Cette négativité s'est également propagée aux développeurs : certains jeux et studios que je ne nommerai pas font leur marketing sur le fait que oui, ils ajoutent des armures pour les seins, ou des femmes médiévales avec du maquillage moderne, ou n'importe quelle autre chose qui tente de " riposter " à l'industrie dans son ensemble. Le problème, c'est que l'industrie est tellement vaste aujourd'hui que tu peux vraiment jouer aux jeux que tu veux pour toujours et ne jamais être à court de titres. Si le but est de faire une déclaration, plutôt que de faire de l'art, alors tu ne fais que ce que tu prétends que tout le monde fait.
Des émissions incroyablement longues et inutiles
En tant que Britannique, les Game Awards peuvent être difficiles à regarder. Il faut veiller trop tard, et chaque année, on essaie de plus en plus de vous préparer pour les années à venir, plutôt que de célébrer l'année qui vient de s'écouler. Nous en sommes là, mais si M. Keighley, M. PlayStation, M. Xbox ou M. Nintendo pouvaient réduire ne serait-ce que de 10 % les émissions qu'ils organisent, cela les rendrait peut-être un peu plus passionnantes.
Cela, ou faire ce que Xbox a fait avec ses Developer Directs. Montrer quelques développeurs en détail, pour que tu te souviennes de tout ce que tu as vu. Sinon, les gens sautent sur un stream, voient ou ne voient pas le jeu qu'ils veulent passer dans un flot de tant de jeux que tu as l'impression qu'on t'efface la mémoire, puis ils passent à autre chose, en attendant le prochain.
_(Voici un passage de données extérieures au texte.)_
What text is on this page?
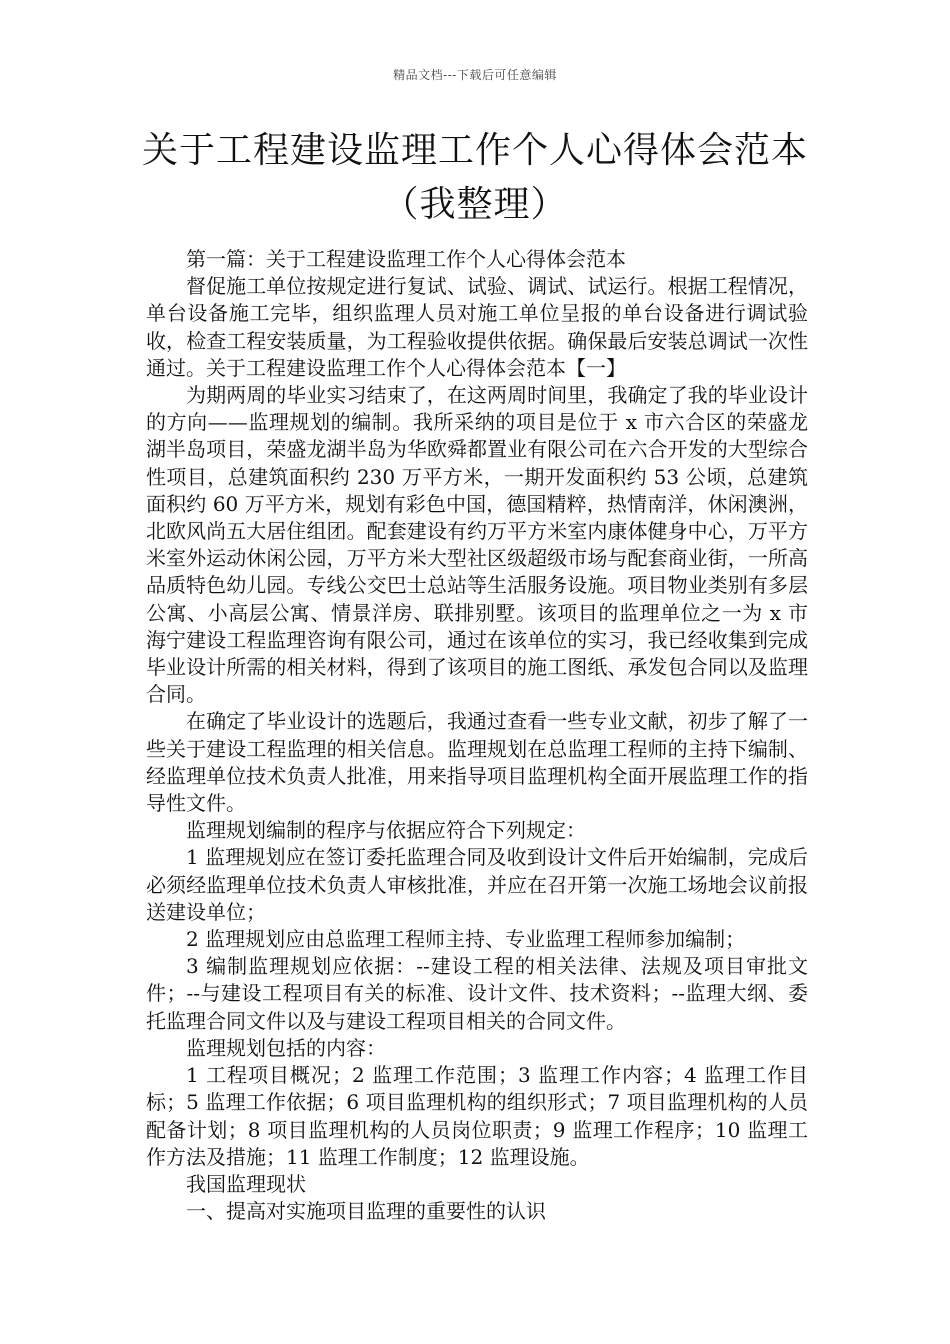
精品文档---下载后可任意编辑
关于工程建设监理工作个人心得体会范本
（我整理）

第一篇：关于工程建设监理工作个人心得体会范本

督促施工单位按规定进行复试、试验、调试、试运行。根据工程情况，单台设备施工完毕，组织监理人员对施工单位呈报的单台设备进行调试验收，检查工程安装质量，为工程验收提供依据。确保最后安装总调试一次性通过。关于工程建设监理工作个人心得体会范本【一】

为期两周的毕业实习结束了，在这两周时间里，我确定了我的毕业设计的方向——监理规划的编制。我所采纳的项目是位于 x 市六合区的荣盛龙湖半岛项目，荣盛龙湖半岛为华欧舜都置业有限公司在六合开发的大型综合性项目，总建筑面积约 230 万平方米，一期开发面积约 53 公顷，总建筑面积约 60 万平方米，规划有彩色中国，德国精粹，热情南洋，休闲澳洲，北欧风尚五大居住组团。配套建设有约万平方米室内康体健身中心，万平方米室外运动休闲公园，万平方米大型社区级超级市场与配套商业街，一所高品质特色幼儿园。专线公交巴士总站等生活服务设施。项目物业类别有多层公寓、小高层公寓、情景洋房、联排别墅。该项目的监理单位之一为 x 市海宁建设工程监理咨询有限公司，通过在该单位的实习，我已经收集到完成毕业设计所需的相关材料，得到了该项目的施工图纸、承发包合同以及监理合同。

在确定了毕业设计的选题后，我通过查看一些专业文献，初步了解了一些关于建设工程监理的相关信息。监理规划在总监理工程师的主持下编制、经监理单位技术负责人批准，用来指导项目监理机构全面开展监理工作的指导性文件。

监理规划编制的程序与依据应符合下列规定：

1 监理规划应在签订委托监理合同及收到设计文件后开始编制，完成后必须经监理单位技术负责人审核批准，并应在召开第一次施工场地会议前报送建设单位；

2 监理规划应由总监理工程师主持、专业监理工程师参加编制；

3 编制监理规划应依据：--建设工程的相关法律、法规及项目审批文件；--与建设工程项目有关的标准、设计文件、技术资料；--监理大纲、委托监理合同文件以及与建设工程项目相关的合同文件。

监理规划包括的内容：

1 工程项目概况；2 监理工作范围；3 监理工作内容；4 监理工作目标；5 监理工作依据；6 项目监理机构的组织形式；7 项目监理机构的人员配备计划；8 项目监理机构的人员岗位职责；9 监理工作程序；10 监理工作方法及措施；11 监理工作制度；12 监理设施。

我国监理现状

一、提高对实施项目监理的重要性的认识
Ignorer certains genres parce qu'ils ne se vendent pas
Il semblerait que ce genre soit en train de disparaître, grâce aux succès récents de certains genres anciennement de niche. Il est facile, lorsqu'on regarde les statistiques globales des jeux les plus vendus, de dire que les gens n'aiment que les jeux de tir, les jeux de sport et Minecraft. Tu passerais à côté d'une grande partie des joueurs qui sont non seulement prêts à acheter un jeu dans un genre qu'ils n'ont pas vu depuis des années, mais qui resteront ensuite fidèles au développeur qui a ramené leur type de jeu favori dans le courant dominant.
Dispatch et Baldur's Gate III sont d'excellents exemples, mais la demande de remakes et de remasters de vieux classiques devrait nous montrer que les joueurs ne veulent pas seulement les jeux auxquels ils ont déjà joué, mais aussi de nouveaux titres qui peuvent créer un sentiment similaire. Notez que j'ai dit similaire, pas identique, pour ne pas contrer mon premier point. Ce qui est important dans ces deux exemples, c'est qu'ils s'appuient fortement sur les genres dont ils s'inspirent.